Upon antigenic stimulation, CD4 ⁺ T-cells undergo clonal expansion, elevating their bioenergetic demands and utilization of nutrients like glucose and glutamine. The nuclear factor erythroid 2-related factor 2 (Nrf2) is a well-known regulator of oxidative stress, but its involvement in modulating the metabolism of CD4 ⁺ T-cells remains unexplored.

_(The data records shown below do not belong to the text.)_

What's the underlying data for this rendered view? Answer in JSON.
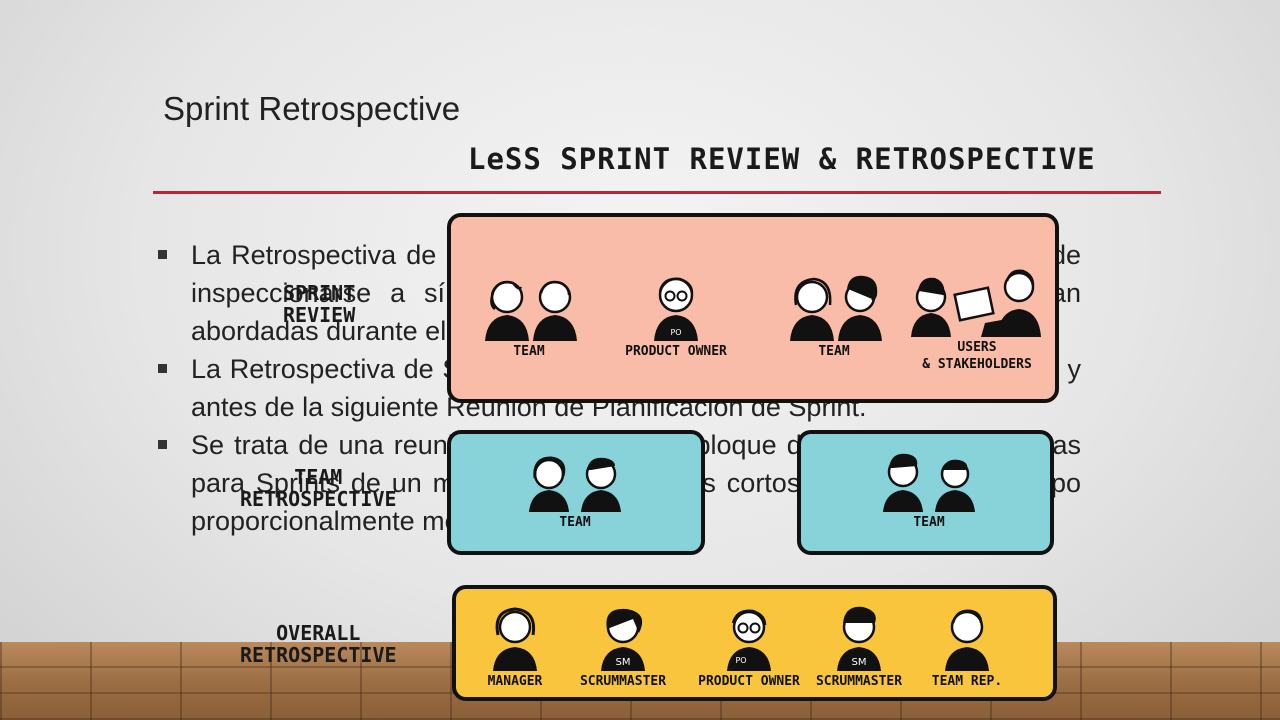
{
  "slide": {
    "title": "Sprint Retrospective",
    "bullets": [
      "La Retrospectiva de Sprint es una oportunidad para el Equipo Scrum de inspeccionarse a sí mismo y crear un plan de mejoras que sean abordadas durante el siguiente Sprint.",
      "La Retrospectiva de Sprint tiene lugar después de la Revisión de Sprint y antes de la siguiente Reunión de Planificación de Sprint.",
      "Se trata de una reunión restringida a un bloque de tiempo de tres horas para Sprints de un mes. Para Sprints más cortos, se reserva un tiempo proporcionalmente menor."
    ]
  },
  "overlay": {
    "title": "LeSS SPRINT REVIEW & RETROSPECTIVE",
    "sprint_review": {
      "label_line1": "SPRINT",
      "label_line2": "REVIEW",
      "groups": [
        {
          "caption": "TEAM"
        },
        {
          "caption": "PRODUCT OWNER"
        },
        {
          "caption": "TEAM"
        },
        {
          "caption_line1": "USERS",
          "caption_line2": "& STAKEHOLDERS"
        }
      ]
    },
    "team_retrospective": {
      "label_line1": "TEAM",
      "label_line2": "RETROSPECTIVE",
      "groups": [
        {
          "caption": "TEAM"
        },
        {
          "caption": "TEAM"
        }
      ]
    },
    "overall_retrospective": {
      "label_line1": "OVERALL",
      "label_line2": "RETROSPECTIVE",
      "groups": [
        {
          "caption": "MANAGER"
        },
        {
          "caption": "SCRUMMASTER",
          "shirt_mark": "SM"
        },
        {
          "caption": "PRODUCT OWNER",
          "shirt_mark": "PO"
        },
        {
          "caption": "SCRUMMASTER",
          "shirt_mark": "SM"
        },
        {
          "caption": "TEAM REP."
        }
      ]
    },
    "colors": {
      "pink": "#f9bca8",
      "cyan": "#88d2d9",
      "yellow": "#f9c53c",
      "rule": "#b5283c"
    }
  }
}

Here, we elucidate the role of Nrf2 beyond the traditional antioxidation, in modulating activation-driven expansion of CD4 ⁺ T-cells by influencing their nutrient metabolism. T-cell-specific activation of Nrf2 enhances early activation and IL-2 secretion, upregulates TCR-signaling, and increases activation-driven proliferation of CD4 ⁺ T-cells. Mechanistically, high Nrf2 inhibits glucose metabolism through glycolysis but promotes glutamine metabolism via glutaminolysis to support increased T-cell proliferation. Further, Nrf2 expression is temporally regulated in activated CD4 ⁺ T-cells with elevated expression during the early activation, but decreased expression thereafter. Overall, our findings uncover a novel role of Nrf2 as a metabolic modulator of CD4 ⁺ T-cells, thus providing a framework for improving Nrf2-targeting therapies and T-cell immunotherapies.